«La Suisse a construit sa prospérité sur les services publics»

Interview dans le magazine du syndicat syndicom

Benoît, tu travailles à l’Union syndicale suisse depuis des années. Pourquoi viser le Conseil national ?

Les questions concrètes liées au travail sont trop absentes du débat politique. On parle de l’inflation, parfois du pouvoir d’achat. Mais pas assez du quotidien du monde du travail, de son effet sur nos vies. Par exemple la peur de ne pas retrouver d’emploi après un licenciement, particulièrement après 50 ans, des inquiétudes face à la retraite, de la galère pour élever des enfants, de la santé qui se dégrade. J’aimerais amener des réalités tangibles dans la discussion parlementaire.

Tu t’illustres dans la défense du réseau postal, et spécialement de la Poste de Saint-François à Lausanne. Pourquoi ?

Le soutien populaire à cet office est massif : plus de 3000 personnes ont signé une pétition, lancée avec syndicom, en quelques semaines !

Qu’est-ce qui est particulier dans le cas de Saint-François ?

C’est une histoire triste et symbolique. En 1999, au moment de la fin des PTT, l’Hôtel des Postes est attribué à swisscom, qui le vend en 2001 à PSP, un fonds zurichois. 20 ans plus tard, PSP trouve plus rentable d’y faire un centre commercial avec des restaurants. La Poste se fait mettre dehors de son bâtiment historique, on ne sait pas où sera l’office central de Lausanne dans 6 mois ! C’est un concentré des recettes catastrophiques appliquées au service public postal : privatisation, libéralisation, vente du patrimoine…

…on te sent en colère !

Oui ! Parce que ce sont aussi les salarié-e-s qui paient, à la fin ! On les met sous pression sans cesse. Et pourtant, engagés au quotidien, ils font en sorte que ça continue à fonctionner. Le démantèlement du service public, c’est mauvais pour les usagers et les usagères, et c’est mauvais pour les employé-e-s.

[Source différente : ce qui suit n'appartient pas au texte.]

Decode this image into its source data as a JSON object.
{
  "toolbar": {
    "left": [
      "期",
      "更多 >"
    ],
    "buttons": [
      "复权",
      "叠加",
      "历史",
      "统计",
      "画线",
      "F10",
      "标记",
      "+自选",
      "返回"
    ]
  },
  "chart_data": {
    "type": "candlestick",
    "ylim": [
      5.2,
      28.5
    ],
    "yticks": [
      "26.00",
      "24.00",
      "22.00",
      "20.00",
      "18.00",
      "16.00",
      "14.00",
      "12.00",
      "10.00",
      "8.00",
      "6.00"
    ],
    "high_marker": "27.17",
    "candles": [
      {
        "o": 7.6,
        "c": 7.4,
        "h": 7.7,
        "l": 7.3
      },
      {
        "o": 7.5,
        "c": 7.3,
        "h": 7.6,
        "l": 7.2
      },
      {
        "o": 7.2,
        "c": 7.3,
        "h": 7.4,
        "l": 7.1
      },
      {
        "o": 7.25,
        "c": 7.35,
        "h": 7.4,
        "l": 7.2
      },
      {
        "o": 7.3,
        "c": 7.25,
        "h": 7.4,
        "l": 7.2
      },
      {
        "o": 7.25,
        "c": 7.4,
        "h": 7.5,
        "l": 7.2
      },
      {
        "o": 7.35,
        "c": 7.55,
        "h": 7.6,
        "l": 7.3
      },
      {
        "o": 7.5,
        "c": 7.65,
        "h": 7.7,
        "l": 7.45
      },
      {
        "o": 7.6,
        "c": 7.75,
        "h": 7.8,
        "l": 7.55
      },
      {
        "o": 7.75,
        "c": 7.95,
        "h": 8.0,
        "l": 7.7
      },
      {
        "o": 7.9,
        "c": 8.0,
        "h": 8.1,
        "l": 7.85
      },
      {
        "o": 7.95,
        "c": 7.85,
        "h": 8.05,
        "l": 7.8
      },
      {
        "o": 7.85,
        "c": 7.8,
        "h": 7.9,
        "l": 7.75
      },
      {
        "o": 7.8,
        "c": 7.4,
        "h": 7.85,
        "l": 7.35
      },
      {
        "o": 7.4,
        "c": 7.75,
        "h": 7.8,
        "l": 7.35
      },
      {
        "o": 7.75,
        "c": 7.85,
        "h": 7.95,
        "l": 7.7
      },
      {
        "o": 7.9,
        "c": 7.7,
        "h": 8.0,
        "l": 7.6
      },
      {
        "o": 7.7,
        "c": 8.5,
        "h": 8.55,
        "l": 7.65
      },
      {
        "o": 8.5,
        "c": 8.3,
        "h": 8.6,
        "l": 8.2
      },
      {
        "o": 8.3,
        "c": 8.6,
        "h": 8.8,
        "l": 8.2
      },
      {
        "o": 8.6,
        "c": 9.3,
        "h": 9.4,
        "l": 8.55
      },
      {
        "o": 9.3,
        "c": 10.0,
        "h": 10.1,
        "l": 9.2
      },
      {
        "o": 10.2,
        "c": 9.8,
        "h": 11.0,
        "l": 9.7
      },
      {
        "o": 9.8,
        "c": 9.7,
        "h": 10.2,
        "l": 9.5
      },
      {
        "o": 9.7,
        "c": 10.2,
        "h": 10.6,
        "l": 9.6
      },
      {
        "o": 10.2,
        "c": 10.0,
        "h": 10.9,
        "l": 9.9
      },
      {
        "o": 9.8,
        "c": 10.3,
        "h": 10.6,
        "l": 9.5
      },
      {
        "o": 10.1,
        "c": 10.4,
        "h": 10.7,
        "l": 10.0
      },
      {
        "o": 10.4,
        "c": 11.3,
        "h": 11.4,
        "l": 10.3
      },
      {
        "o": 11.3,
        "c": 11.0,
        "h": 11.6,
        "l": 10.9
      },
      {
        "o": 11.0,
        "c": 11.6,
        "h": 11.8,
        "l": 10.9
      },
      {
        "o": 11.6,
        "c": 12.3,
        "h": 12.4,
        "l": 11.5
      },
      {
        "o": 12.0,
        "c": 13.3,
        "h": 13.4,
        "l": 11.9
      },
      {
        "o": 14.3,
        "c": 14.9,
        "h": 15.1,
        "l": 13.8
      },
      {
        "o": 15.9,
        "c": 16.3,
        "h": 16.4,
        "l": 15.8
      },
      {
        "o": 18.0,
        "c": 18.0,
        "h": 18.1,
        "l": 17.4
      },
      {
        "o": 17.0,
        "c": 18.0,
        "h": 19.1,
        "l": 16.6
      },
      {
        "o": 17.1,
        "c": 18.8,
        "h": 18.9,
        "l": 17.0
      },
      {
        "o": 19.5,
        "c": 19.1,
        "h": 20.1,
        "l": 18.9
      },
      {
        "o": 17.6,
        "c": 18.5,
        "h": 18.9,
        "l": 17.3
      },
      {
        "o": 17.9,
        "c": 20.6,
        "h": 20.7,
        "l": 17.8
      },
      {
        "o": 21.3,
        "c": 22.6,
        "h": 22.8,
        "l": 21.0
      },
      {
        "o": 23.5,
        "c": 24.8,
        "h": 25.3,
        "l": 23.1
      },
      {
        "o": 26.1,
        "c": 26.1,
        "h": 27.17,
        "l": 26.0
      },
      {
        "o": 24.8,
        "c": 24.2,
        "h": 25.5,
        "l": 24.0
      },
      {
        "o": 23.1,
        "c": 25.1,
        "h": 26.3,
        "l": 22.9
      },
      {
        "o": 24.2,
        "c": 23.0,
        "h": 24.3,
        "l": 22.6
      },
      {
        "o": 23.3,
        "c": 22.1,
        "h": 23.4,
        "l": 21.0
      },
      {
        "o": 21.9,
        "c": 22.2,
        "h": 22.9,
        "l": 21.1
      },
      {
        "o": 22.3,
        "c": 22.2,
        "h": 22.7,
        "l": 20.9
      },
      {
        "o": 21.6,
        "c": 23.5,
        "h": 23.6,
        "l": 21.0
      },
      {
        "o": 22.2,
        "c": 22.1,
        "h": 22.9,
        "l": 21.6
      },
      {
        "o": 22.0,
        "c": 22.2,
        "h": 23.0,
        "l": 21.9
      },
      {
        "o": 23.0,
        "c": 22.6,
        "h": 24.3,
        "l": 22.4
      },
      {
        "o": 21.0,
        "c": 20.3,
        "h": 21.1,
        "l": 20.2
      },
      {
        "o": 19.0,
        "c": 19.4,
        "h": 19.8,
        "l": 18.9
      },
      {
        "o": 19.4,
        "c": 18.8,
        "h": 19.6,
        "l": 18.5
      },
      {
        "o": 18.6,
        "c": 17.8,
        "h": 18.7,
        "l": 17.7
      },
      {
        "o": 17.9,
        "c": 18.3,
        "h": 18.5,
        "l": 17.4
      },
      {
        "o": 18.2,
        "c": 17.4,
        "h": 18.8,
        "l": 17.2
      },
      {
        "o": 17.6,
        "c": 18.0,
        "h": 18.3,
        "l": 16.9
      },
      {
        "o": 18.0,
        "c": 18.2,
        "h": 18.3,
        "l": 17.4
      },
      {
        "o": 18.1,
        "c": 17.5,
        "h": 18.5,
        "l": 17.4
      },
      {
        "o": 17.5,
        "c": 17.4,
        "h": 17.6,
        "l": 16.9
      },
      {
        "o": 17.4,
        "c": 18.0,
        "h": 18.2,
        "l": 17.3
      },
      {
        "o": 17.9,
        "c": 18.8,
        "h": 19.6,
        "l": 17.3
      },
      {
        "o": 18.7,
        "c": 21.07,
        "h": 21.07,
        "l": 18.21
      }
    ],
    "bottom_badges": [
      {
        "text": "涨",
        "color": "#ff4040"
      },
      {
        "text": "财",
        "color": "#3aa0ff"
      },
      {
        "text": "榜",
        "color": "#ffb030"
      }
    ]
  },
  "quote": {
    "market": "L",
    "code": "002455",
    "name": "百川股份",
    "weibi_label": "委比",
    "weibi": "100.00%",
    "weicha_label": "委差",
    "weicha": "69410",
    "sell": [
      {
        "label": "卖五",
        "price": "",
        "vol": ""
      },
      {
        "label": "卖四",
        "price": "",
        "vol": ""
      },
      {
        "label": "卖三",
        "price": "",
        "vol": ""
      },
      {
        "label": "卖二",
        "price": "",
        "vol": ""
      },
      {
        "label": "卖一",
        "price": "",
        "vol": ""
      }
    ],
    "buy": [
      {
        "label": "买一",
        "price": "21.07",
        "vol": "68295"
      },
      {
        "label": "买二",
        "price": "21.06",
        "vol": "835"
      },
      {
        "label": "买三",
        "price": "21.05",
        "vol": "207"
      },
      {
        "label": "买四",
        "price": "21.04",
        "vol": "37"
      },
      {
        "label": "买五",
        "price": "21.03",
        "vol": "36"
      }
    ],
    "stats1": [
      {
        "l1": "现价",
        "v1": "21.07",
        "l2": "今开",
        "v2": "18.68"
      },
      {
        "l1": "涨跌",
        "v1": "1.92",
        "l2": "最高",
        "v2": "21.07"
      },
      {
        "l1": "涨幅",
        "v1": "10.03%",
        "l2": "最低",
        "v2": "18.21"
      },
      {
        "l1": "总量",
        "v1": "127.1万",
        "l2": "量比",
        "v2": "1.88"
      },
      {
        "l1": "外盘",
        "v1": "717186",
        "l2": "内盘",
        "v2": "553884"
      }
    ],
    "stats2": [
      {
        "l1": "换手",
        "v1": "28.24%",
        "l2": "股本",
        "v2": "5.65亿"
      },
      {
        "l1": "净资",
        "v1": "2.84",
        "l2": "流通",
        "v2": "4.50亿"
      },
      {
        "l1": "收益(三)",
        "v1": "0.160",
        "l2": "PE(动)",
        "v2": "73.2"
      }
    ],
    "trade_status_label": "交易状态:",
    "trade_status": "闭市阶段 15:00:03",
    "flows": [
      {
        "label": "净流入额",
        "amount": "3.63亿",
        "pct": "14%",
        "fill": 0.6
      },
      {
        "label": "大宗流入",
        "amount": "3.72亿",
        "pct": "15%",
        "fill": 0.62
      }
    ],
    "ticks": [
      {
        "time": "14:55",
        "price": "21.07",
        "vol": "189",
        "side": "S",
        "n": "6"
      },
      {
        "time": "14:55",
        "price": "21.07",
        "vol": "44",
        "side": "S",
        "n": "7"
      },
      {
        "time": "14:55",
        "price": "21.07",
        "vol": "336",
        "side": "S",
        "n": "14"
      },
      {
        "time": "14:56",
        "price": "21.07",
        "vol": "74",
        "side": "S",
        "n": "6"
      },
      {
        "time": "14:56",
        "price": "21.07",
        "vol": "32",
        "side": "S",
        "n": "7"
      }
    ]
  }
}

Quelle vision as-tu du service public ? 

La Suisse a construit sa prospérité sur les services publics. Une poste efficace, des transports jusque dans les vallées reculées, des réseaux de télécommunication forts. Ça permet aux gens de se sentir appartenir à la société, ça permet à l’économie de se développer. Il faut renouer avec cette logique : les prestations de base assurées hors du marché, pour tout le monde, a des coûts raisonnables. Cette recette peut s’appliquer à l’identité électronique, aux transports publics, à la Poste.